As it is clear from Sample Nos. 13 to 15 and 23 and 24, in the alloy system of the present invention, the functions of Co and Ni are very similar to each other. If the total amount of Co and Ni is less than about 0.1%, the degree of fluidity and the strength (tensile strength) are increased, while if the total amount of Co and Ni added is 0.1%, the impact value is remarkably decreased, and if the amount is 0.3% or more, the alloy does not stand practical use.

As it is clear from Sample Nos. 16 to 18, if the Ti content is over 0.40%, the degree of fluidity of a melt is decreased to a value lower than that of ZDC2. However, in the case such as die casting in which a Zn alloy is quenched, Ti has the effect of increasing the impact value so far as the Ti content is about 0.1% or less. If the Ti content is over 0.1%, the decreases in the impact value and the degree if fluidity start, and if the Ti content is over 0.4%, the alloy does not stand practical use.

As it is clear from Sample Nos. 19 to 22, of the samples to which 0.1% of each of Co +Ni and Ti was added, the sample containing about 6.8% of Al and about 4.0% of Cu shows the maximum strength (tensile strength) and an impact value of as high as 6.6 Kgf/cm². Therefore, since each of Ti and Co and Ni in the ally system of the present invention respectively exhibits the advantage thereof, it is possible to make up for defects of each other.

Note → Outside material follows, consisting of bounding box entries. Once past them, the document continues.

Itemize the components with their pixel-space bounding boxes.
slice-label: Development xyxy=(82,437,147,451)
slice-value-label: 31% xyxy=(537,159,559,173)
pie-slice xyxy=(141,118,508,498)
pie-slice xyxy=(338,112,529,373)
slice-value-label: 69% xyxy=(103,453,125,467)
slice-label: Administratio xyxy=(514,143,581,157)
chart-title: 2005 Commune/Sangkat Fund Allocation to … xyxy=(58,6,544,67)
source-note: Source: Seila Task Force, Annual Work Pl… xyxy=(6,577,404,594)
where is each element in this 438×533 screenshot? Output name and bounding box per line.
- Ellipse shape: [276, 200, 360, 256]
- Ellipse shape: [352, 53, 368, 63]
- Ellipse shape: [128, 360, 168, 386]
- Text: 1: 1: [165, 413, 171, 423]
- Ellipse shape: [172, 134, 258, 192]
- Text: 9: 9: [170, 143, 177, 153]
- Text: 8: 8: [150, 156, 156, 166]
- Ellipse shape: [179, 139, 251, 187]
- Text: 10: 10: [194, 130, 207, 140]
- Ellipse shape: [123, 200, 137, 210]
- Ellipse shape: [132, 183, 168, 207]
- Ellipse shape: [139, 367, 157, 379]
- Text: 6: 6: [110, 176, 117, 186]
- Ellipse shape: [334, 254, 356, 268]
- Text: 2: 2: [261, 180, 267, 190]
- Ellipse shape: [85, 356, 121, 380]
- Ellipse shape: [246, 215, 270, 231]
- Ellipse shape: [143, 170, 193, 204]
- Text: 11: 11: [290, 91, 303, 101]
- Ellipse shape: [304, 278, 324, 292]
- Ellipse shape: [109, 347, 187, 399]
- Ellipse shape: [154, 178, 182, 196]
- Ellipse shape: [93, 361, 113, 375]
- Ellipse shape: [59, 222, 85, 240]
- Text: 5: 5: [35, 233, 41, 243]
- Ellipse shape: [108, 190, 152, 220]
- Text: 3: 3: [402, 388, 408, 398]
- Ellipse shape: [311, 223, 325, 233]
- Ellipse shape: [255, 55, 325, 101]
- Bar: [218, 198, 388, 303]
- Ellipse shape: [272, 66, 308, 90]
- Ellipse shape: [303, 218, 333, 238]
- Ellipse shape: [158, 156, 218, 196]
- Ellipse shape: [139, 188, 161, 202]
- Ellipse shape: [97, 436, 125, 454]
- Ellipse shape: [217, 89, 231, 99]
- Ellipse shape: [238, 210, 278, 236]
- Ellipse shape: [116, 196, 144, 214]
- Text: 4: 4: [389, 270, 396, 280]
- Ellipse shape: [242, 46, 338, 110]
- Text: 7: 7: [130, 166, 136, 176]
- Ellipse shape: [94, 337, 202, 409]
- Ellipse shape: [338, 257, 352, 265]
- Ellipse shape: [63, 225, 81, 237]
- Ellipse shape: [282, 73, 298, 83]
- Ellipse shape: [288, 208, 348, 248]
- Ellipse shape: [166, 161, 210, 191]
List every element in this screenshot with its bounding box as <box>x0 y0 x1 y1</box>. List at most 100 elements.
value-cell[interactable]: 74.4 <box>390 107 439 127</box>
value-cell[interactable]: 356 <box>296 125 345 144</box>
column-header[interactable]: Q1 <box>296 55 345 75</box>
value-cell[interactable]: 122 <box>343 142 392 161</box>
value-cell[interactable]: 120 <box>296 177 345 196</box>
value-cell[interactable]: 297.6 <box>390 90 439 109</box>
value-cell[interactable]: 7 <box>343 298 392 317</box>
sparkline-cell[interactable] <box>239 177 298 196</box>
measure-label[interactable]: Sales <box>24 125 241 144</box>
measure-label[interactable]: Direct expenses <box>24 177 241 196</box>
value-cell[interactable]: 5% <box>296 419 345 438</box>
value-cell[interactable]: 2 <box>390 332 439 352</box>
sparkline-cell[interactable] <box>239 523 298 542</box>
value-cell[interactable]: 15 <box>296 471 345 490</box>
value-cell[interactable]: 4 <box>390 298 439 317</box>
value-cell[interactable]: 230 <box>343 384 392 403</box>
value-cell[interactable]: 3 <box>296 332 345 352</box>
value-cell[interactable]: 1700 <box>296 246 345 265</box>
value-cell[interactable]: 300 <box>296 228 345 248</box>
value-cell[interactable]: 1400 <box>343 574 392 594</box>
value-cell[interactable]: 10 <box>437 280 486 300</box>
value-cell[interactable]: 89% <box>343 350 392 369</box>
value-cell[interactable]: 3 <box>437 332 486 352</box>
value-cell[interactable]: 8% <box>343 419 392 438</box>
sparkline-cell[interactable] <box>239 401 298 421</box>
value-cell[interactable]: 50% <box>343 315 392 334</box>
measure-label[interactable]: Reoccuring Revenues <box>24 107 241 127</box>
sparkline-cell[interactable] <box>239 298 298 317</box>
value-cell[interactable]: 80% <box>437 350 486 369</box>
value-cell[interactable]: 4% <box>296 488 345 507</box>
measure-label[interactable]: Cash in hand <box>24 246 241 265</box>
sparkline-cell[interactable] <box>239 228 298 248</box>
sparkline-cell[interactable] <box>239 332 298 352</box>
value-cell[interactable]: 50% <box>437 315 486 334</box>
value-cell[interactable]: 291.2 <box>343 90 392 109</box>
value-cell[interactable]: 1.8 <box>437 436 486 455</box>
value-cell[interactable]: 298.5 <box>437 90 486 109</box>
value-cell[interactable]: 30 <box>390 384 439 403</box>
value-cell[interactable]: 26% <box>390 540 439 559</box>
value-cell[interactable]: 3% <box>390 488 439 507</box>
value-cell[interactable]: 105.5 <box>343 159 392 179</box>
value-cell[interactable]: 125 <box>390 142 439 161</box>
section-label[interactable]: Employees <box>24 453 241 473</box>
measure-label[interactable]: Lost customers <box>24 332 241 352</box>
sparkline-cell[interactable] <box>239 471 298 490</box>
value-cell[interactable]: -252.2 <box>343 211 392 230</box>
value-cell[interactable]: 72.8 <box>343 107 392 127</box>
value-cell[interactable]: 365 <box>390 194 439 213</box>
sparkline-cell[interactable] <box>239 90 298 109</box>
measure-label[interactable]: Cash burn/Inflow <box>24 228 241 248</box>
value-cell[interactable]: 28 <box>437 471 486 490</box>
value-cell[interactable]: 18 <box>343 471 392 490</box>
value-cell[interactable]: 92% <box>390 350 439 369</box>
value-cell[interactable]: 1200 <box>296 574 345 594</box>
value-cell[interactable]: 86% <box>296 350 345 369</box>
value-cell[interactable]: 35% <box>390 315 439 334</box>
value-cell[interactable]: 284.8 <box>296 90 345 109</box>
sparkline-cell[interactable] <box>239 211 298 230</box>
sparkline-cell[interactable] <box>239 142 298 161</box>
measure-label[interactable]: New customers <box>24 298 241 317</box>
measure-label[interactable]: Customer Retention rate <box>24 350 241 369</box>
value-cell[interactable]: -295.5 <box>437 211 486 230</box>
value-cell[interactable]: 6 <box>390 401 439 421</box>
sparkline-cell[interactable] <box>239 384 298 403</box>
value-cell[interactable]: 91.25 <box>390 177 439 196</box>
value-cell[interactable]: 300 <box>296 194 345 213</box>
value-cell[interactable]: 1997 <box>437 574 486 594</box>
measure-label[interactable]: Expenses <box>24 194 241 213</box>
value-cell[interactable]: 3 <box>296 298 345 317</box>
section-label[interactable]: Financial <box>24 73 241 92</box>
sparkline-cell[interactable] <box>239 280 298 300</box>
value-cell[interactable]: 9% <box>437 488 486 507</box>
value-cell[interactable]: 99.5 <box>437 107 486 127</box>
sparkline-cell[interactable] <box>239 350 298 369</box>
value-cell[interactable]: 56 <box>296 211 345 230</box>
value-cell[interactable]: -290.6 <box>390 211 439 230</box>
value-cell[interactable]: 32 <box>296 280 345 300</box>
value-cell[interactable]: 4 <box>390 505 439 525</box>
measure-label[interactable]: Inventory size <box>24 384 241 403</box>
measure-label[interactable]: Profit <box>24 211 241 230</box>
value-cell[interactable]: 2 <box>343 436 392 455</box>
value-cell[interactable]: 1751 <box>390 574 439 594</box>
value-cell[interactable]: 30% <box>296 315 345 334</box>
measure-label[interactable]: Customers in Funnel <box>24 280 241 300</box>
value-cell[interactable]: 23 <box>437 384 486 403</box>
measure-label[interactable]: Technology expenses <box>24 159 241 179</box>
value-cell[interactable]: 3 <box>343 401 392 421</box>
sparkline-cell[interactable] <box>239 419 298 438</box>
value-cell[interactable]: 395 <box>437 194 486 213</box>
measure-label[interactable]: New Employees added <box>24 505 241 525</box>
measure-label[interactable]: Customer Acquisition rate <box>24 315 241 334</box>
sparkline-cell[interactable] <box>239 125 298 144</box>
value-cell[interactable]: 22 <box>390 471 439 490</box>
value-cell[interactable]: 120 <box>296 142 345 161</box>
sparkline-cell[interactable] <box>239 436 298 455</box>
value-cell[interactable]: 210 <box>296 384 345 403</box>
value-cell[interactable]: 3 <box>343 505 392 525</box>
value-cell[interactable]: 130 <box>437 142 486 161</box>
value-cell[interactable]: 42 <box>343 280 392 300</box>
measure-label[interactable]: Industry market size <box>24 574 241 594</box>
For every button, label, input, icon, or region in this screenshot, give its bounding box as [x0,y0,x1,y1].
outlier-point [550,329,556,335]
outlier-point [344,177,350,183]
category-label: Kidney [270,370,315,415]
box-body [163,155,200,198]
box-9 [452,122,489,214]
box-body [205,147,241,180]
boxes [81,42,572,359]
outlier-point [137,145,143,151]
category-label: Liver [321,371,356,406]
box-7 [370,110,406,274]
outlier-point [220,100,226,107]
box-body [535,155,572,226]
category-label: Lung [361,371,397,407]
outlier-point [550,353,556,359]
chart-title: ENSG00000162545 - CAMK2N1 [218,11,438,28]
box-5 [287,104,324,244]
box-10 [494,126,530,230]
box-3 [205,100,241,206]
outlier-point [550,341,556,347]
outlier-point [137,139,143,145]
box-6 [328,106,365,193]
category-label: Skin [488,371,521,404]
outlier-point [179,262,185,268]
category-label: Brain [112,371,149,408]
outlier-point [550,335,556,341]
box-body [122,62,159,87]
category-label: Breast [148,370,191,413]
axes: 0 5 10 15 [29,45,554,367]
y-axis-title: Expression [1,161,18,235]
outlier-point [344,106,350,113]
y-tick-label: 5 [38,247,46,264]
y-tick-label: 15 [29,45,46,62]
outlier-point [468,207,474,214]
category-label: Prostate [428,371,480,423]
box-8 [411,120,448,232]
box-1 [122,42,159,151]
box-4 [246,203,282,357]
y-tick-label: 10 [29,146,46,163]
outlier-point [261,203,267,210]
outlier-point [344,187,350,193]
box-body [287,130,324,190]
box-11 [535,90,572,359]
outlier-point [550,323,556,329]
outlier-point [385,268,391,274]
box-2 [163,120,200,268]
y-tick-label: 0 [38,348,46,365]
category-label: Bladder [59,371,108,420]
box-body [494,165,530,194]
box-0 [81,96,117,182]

Although typical alloys are described above as test examples, when the compounding ratio of each of the constituents was changed within the scope of the present invention, the same effects were obtained.

Claims

1. A high-strength zinc base alloy consisting of 5.2 to 8.6 wt.% of Al, 3.0 to 6.5 wt.% of Cu, 0.01 to 0.20 wt.% of Mg, 0.03 to 0.3 wt.% of a member selected from the group consisting of Co and a mixture of Co and ni, and the balance being Zn.

2. A metal mold or die casting comprising a high-strength zinc base alloy consisting of 5.2 to 8.6 wt.% of Al, 3.0 to 6.5 wt.% of Cu, 0.01 to 0.20 wt.% of Mg, 0.03 to 0.3 wt.% of a member selected from the group consisting of Co and a mixture of Co and ni, and the balance being Zn.

3. A high-strength zinc base alloy consisting of 6.68 wt.% of Al, 5.46 wt.% of Cu, 0.023 wt.% of Mg, 0.08 wt.% of Co, and the balance being Zn.

4. A high-strength zinc base alloy consisting of 6.77 wt.% of Al, 5.38 wt.% of Cu, 0.021 wt.% of Mg, 0.095 wt.% of ni, and the balance being Zn.

5. A high-strength zinc base alloy consisting of 7.00 wt.% of Al, 5.15 wt.% of Cu, 0.025 wt.% of Mg, 0.15 wt.% of Co, 0.11 wt.% of ni, and the balance being Zn.

6. A high-strength zinc base alloy consisting of 6.83 wt.% of Al, 5.52 wt.% of Cu, 0.047 wt.% of Mg, 0.03 wt.% of Ti, and the balance being Zn.

7. A high-strength zinc base alloy consisting of 6.73 wt.% of Al, 5.47 wt.% of Cu, 0.053 wt.% of Mg, 0.098 wt.% of Co, 0.106 wt.% of Ti, and the balance being Zn.

8. A high-strength zinc base alloy consisting of 6.90 wt.% of Al, 5.30 wt.% of Cu, 0.03 wt.% of Mg, 0.20 wt.% of ni, 0.19 wt.% of Ti, and the balance being Zn.

9. A high-strength zinc base alloy consisting of 7.11 wt.% of Al, 5.30 wt.% of Cu, 0.018 wt.% of Mg, 0.15 wt.% of Co, 0.058 wt.% of ni, 0.11 wt.% of Ti, and the balance being Zn.